I decided to move a copy of the secrets file to /config/double-take and updated the config to match. SECRETS_PATH: /config/double-take

Double-take has been running for 5 minutes and is capturing images as expected! :)

kanemari commented 2 years ago

it works when the path for the secrets file is changed to /config/double-take.

I simply stopped the prod version, installed the beta, updated the path to match all the others, and started it. works fine so far. it would have crashed out almost instantly before so I assume that its going to be fine.

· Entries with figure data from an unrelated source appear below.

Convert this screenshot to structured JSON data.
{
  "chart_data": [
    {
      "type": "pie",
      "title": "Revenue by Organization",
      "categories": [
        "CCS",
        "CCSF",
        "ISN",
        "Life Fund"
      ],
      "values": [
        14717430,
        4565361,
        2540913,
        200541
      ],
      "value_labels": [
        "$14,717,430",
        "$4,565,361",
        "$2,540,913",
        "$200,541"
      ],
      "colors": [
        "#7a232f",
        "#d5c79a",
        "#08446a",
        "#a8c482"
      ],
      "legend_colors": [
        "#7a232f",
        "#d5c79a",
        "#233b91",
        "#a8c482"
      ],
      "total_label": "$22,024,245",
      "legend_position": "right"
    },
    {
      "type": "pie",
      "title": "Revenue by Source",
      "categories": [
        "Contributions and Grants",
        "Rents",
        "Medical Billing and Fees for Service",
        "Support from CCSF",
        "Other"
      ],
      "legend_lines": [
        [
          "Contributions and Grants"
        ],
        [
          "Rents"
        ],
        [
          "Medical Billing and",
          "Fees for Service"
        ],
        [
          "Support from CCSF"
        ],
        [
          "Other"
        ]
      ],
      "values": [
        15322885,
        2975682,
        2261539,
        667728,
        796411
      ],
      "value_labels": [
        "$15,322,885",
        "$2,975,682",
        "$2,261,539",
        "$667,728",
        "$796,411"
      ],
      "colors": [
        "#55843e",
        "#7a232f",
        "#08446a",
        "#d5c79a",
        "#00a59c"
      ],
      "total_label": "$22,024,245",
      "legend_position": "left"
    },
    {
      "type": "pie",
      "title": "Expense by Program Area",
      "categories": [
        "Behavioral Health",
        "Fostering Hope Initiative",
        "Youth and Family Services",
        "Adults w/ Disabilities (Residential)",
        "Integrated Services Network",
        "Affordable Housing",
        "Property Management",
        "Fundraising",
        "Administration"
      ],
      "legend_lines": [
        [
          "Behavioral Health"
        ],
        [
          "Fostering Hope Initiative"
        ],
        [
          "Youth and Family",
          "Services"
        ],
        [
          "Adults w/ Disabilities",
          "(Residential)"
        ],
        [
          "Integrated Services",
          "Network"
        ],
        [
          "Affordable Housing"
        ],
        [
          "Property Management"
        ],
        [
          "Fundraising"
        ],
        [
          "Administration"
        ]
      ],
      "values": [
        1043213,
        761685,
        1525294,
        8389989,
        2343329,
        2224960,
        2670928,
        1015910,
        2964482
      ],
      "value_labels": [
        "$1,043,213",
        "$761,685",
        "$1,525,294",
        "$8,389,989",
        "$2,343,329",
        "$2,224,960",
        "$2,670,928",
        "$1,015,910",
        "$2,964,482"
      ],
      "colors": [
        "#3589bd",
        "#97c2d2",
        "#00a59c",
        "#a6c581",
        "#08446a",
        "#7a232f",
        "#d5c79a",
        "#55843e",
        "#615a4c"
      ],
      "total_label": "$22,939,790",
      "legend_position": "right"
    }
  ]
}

checked that I can edit the secrets file (from within the double-tale directory), and it updates properly on the filesystem as well.

jakowenko commented 2 years ago

Awesome! Sorry if I wasn't clear with what to change originally.

I'm so glad it's working for both of you now. I didn't want to change the default since it does appear to be working for some. But I will include a note in the README to let users know about it if they are getting a similar error.

Thanks for being patient on this fix!

jakowenko commented 2 years ago

Going to close since this seems to be resolved now. Feel free to open a new issue if you run into any problems.

robert1993 commented 2 years ago

That solved the problem. I’ve just been able to install and launch 1.10.1, working as expected.

Op 25 mei 2022 om 17:43 heeft David Jakowenko @.***> het volgende geschreven:

 TotaalHost reports: This sender is trusted. There is a new beta add-on with a fix. Are you able to verify this resolves your issue?

— Reply to this email directly, view it on GitHub, or unsubscribe. You are receiving this because you commented.

4xle commented 2 years ago

This may be an issue depending on the version of HA being run or not. I'm running HA Supervised and it is especially protective of the /config directory, it seems. Same issue as described above with DT @ v1.13.0, changing the secrets path solved it.